I hate having to write negative posts on my blog but I think it is time that I be honest with you lovely lot.
It has been two years since I graduated, within that time I have manged to create a blog and gain some more work experience in journalism and a little in marketing.
Feeling like a failure
But you know what I haven’t achieved yet? A career… I feel like such a failure because I have not managed to get a job within two years. Yes I work part time, so I do have some fiances coming in- but I don’t want to be always working part time in retail.
I would love to get a job in the media- something that I have studied for.
Like I said before I have only had one experience of working in marketing, with a company called Marketing Cheshire and I really loved it. It was doing experience with them that made me want to go into that industry.
Since then I have been trying to get more experience so I can it do my CV and then hopefully get a job in it. The trouble is, every company that I want experience with has either 0 time for me and has not replied. And try as I am, there is still no more news of me getting any work experience.
I have even started to contact and network with people directly on LinkedIn and I am grateful for the advice and I am putting it into practice it’s just not happening for me,
I am not going to lie, it is really tough I mean I am supposed to get a job if I can’t get the experience as I need experience to get a job. It’s a viscous circle.
All Time Low
Speaking of viscous, my emotions has definitely had a impact on me not being able to achieve my goals. I feel like a total waste of space right now and I don’t like it.

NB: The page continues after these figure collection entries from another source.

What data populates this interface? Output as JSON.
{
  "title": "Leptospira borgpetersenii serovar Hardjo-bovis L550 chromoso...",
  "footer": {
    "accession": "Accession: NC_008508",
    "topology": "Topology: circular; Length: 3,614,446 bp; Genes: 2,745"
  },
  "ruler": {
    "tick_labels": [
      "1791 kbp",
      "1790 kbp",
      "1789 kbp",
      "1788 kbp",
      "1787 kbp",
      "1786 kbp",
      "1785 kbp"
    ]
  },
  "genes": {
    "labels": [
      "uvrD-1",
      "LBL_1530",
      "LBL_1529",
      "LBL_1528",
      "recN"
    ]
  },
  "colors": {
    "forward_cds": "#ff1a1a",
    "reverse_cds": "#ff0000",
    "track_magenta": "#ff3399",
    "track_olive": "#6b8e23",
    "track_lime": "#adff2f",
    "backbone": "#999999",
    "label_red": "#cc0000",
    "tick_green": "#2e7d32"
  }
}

Everyday I get up, get ready, get dressed, eat, write a blog, watch TV, exercise, apply for jobs/work experience , eat and then sleep. And I am not happy with this, I want to do something with my day, have a routine and have a proper job but at the moment I don’t have that and if I am honest it isn’t good for me.
Yes, I may seem all positive on my social media but I do have times when I am at an all time ow and I feel like there is no point in getting up because I have nothing to do.
What’s the plan now?
Well I have no idea, all I know is that I can’t sit here and mope around- I have to do something about it.

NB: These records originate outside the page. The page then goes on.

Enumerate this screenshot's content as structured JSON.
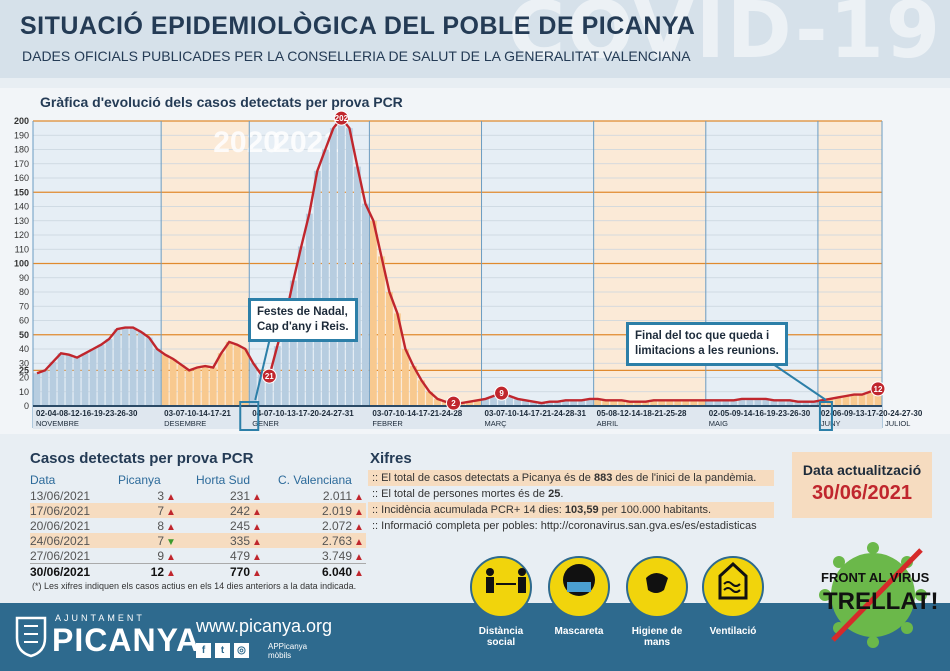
{
  "header": {
    "title": "SITUACIÓ EPIDEMIOLÒGICA DEL POBLE DE PICANYA",
    "subtitle": "DADES OFICIALS PUBLICADES PER LA CONSELLERIA DE SALUT DE LA GENERALITAT VALENCIANA",
    "watermark": "COVID-19"
  },
  "chart_data": {
    "type": "bar",
    "title": "Gràfica d'evolució dels casos detectats per prova PCR",
    "year_labels": [
      "2020",
      "2021"
    ],
    "ylim": [
      0,
      200
    ],
    "yticks": [
      0,
      10,
      20,
      25,
      30,
      40,
      50,
      60,
      70,
      80,
      90,
      100,
      110,
      120,
      130,
      140,
      150,
      160,
      170,
      180,
      190,
      200
    ],
    "values": [
      23,
      25,
      31,
      37,
      36,
      34,
      37,
      40,
      43,
      47,
      54,
      55,
      55,
      52,
      48,
      40,
      36,
      33,
      29,
      25,
      27,
      28,
      27,
      37,
      45,
      43,
      40,
      30,
      22,
      21,
      42,
      62,
      88,
      112,
      135,
      165,
      180,
      195,
      202,
      195,
      168,
      142,
      130,
      105,
      80,
      65,
      40,
      28,
      18,
      10,
      5,
      3,
      2,
      2,
      3,
      4,
      5,
      7,
      9,
      7,
      5,
      4,
      3,
      2,
      3,
      3,
      4,
      4,
      4,
      5,
      5,
      4,
      4,
      4,
      3,
      3,
      3,
      4,
      4,
      4,
      4,
      4,
      4,
      4,
      4,
      4,
      4,
      4,
      5,
      5,
      5,
      5,
      4,
      4,
      4,
      3,
      3,
      3,
      4,
      5,
      6,
      7,
      8,
      8,
      10,
      12
    ],
    "point_labels": [
      {
        "index": 29,
        "value": 21
      },
      {
        "index": 38,
        "value": 202
      },
      {
        "index": 52,
        "value": 2
      },
      {
        "index": 58,
        "value": 9
      },
      {
        "index": 105,
        "value": 12
      }
    ],
    "months": [
      {
        "name": "NOVEMBRE",
        "ticks": "02-04-08-12-16-19-23-26-30",
        "start": 0,
        "end": 16
      },
      {
        "name": "DESEMBRE",
        "ticks": "03-07-10-14-17-21",
        "start": 16,
        "end": 27
      },
      {
        "name": "GENER",
        "ticks": "04-07-10-13-17-20-24-27-31",
        "start": 27,
        "end": 42
      },
      {
        "name": "FEBRER",
        "ticks": "03-07-10-14-17-21-24-28",
        "start": 42,
        "end": 56
      },
      {
        "name": "MARÇ",
        "ticks": "03-07-10-14-17-21-24-28-31",
        "start": 56,
        "end": 70
      },
      {
        "name": "ABRIL",
        "ticks": "05-08-12-14-18-21-25-28",
        "start": 70,
        "end": 84
      },
      {
        "name": "MAIG",
        "ticks": "02-05-09-14-16-19-23-26-30",
        "start": 84,
        "end": 98
      },
      {
        "name": "JUNY",
        "ticks": "02-06-09-13-17-20-24-27-30",
        "start": 98,
        "end": 106
      },
      {
        "name": "JULIOL",
        "ticks": "",
        "start": 106,
        "end": 106
      }
    ],
    "annotations": [
      {
        "text_line1": "Festes de Nadal,",
        "text_line2": "Cap d'any i Reis."
      },
      {
        "text_line1": "Final del toc que queda i",
        "text_line2": "limitacions a les reunions."
      }
    ]
  },
  "cases": {
    "title": "Casos detectats per prova PCR",
    "headers": [
      "Data",
      "Picanya",
      "Horta Sud",
      "C. Valenciana"
    ],
    "rows": [
      {
        "date": "13/06/2021",
        "picanya": "3",
        "p_dir": "up",
        "horta": "231",
        "h_dir": "up",
        "cv": "2.011",
        "c_dir": "up"
      },
      {
        "date": "17/06/2021",
        "picanya": "7",
        "p_dir": "up",
        "horta": "242",
        "h_dir": "up",
        "cv": "2.019",
        "c_dir": "up"
      },
      {
        "date": "20/06/2021",
        "picanya": "8",
        "p_dir": "up",
        "horta": "245",
        "h_dir": "up",
        "cv": "2.072",
        "c_dir": "up"
      },
      {
        "date": "24/06/2021",
        "picanya": "7",
        "p_dir": "down",
        "horta": "335",
        "h_dir": "up",
        "cv": "2.763",
        "c_dir": "up"
      },
      {
        "date": "27/06/2021",
        "picanya": "9",
        "p_dir": "up",
        "horta": "479",
        "h_dir": "up",
        "cv": "3.749",
        "c_dir": "up"
      },
      {
        "date": "30/06/2021",
        "picanya": "12",
        "p_dir": "up",
        "horta": "770",
        "h_dir": "up",
        "cv": "6.040",
        "c_dir": "up"
      }
    ],
    "note": "(*) Les xifres indiquen els casos actius en els 14 dies anteriors a la data indicada."
  },
  "xifres": {
    "title": "Xifres",
    "line1_a": ":: El total de casos detectats a Picanya és de ",
    "line1_b": "883",
    "line1_c": " des de l'inici de la pandèmia.",
    "line2_a": ":: El total de persones mortes és de ",
    "line2_b": "25",
    "line2_c": ".",
    "line3_a": ":: Incidència acumulada PCR+ 14 dies: ",
    "line3_b": "103,59",
    "line3_c": " per 100.000 habitants.",
    "line4": ":: Informació completa per pobles: http://coronavirus.san.gva.es/es/estadisticas"
  },
  "update": {
    "label": "Data actualització",
    "date": "30/06/2021"
  },
  "footer": {
    "ajuntament": "AJUNTAMENT",
    "town": "PICANYA",
    "web": "www.picanya.org",
    "app_line1": "APPicanya",
    "app_line2": "mòbils",
    "prevention": [
      "Distància social",
      "Mascareta",
      "Higiene de mans",
      "Ventilació"
    ],
    "virus_line1": "FRONT AL VIRUS",
    "virus_line2": "TRELLAT!"
  },
  "colors": {
    "accent_red": "#c0262d",
    "navy": "#243b55",
    "blue_bar": "#b7cde0",
    "orange_bar": "#f8c98f",
    "footer_blue": "#2e6a8e",
    "yellow": "#f1d40c"
  }
}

I have thought about contacting local businesses and offering my services to them, just to add to my CV so I can build up my experience. Or packing this silly dream of getting a job in the media away for good.
I have thought about maybe setting my own business up (though I don’t know what in) but maybe that is the way the way forward. If I can’t join them, maybe I should beat them and go solo and so it all by myself. I see loads of people I know go it alone and they are happy with their life and their business so perhaps that is what I need to do?
Either way I can’t sit here anymore and bang my head on a brick wall, I have to find a way to be able to jump over it.